Quiet Quitting: Is This Your Best Work?

Darrell VanDeusen
Darrell VanDeusen

One of my son’s favorite movies when he was in high school was Office Space (1999).  I also enjoyed it alot. You may recall the following dialogue between Peter (Ron Livingston) and Joanna (Jennifer Aniston):

Peter:               I, uh, I don’t like my job. I don’t think I’m gonna go anymore.

Joanna:            You’re just not gonna go?

Peter:               Yeah.

Joanna:            Won’t you get fired?

Peter:               I don’t know. But I really don’t like it so I’m not gonna go.

Joanna:            SO YOU’RE GONNA QUIT?

Peter:               No, no, not really. I’m just gonna stop going.

The recent reporting in the Wall Street Journal, New York Times and on NPR about the new trend of “quiet quitting” reminded me of the movie. 

In case this phenomenon passed you by, it’s the notion of not outright quitting your job, but “you’re quitting the idea of going above and beyond.” Really.

According to the Times, “[f]or some, it was mentally checking out from work. For others, it became about not accepting additional work without additional pay.”  At the risk of having someone comment “OK, Boomer,” permit me to say this just sounds like craving “work-life balance,” but with snarky undertones and real downsides.  
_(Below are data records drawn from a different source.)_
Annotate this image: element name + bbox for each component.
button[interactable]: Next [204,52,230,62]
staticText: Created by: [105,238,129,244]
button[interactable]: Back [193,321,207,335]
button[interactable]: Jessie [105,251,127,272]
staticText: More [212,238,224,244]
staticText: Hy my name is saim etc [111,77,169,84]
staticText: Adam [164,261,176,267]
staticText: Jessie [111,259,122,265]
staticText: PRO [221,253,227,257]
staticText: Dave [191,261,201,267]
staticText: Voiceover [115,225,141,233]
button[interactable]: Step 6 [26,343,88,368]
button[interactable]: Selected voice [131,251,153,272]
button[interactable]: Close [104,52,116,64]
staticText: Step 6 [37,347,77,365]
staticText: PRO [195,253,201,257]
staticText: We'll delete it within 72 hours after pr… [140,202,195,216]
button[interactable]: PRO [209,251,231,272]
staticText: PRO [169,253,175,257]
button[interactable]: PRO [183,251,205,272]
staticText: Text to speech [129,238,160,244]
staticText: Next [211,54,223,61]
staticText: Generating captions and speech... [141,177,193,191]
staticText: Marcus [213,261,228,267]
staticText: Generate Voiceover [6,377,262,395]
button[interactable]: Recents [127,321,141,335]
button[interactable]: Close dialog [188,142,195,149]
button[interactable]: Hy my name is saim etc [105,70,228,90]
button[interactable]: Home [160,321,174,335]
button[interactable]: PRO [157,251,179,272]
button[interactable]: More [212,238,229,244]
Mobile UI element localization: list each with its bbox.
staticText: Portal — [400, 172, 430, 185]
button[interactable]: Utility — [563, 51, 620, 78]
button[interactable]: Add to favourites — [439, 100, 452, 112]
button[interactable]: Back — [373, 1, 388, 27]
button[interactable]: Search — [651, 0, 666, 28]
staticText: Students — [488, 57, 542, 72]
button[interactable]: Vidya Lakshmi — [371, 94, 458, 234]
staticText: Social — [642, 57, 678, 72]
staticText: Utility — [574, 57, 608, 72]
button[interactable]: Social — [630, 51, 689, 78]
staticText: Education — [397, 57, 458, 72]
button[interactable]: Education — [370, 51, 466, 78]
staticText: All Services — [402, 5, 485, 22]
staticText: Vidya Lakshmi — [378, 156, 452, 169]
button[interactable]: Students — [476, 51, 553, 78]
Anyone who has spent time around me knows that I am huge fan of work life balance.  It’s the main reason I left BIGLAW to join friends in a work environment I had some control over.  I didn’t stay at BIGLAW so – to use a phrase I learned from my friend and partner Frank Kollman – I could work for a paycheck with “delusions of adequacy.”   Or, to quote Hawkeye Pierce in M*A*S*H: “never let it be said I didn’t do the least I could do.”  

Enough reminiscing; what’s the point of this Blog? (It’s more than just I needed to write something, really it is).  We’ve been through a rough couple of years, and it doesn’t look like there are any rainbows and unicorns on the horizon.  For employers trying to find good help (or any help, it seems), the world of work is challenging at best. As it is for employees, to be sure.

If you are an employer, try to engage your employees. If someone is not performing at the level at which you need them, ask questions and find out why.  Help them.  Caveat here:  be absolutely sure you are treating similar folks in similar positions similarly (remember anti-discrimination law requirements).

If you are an employee, just doing the bare minimum to get by should not be deemed sufficient for your self-esteem or your development as a human being.  If you are unhappy in your circumstance, change it – there are lots of employers out there looking to hire people with a good attitude and work ethic.   “Meh” should not become the new normal in the workplace.   A question you should always ask yourself (and the one that makes associates who have worked with me over the years cringe is:  “is this your best work?  Think hard before you answer.”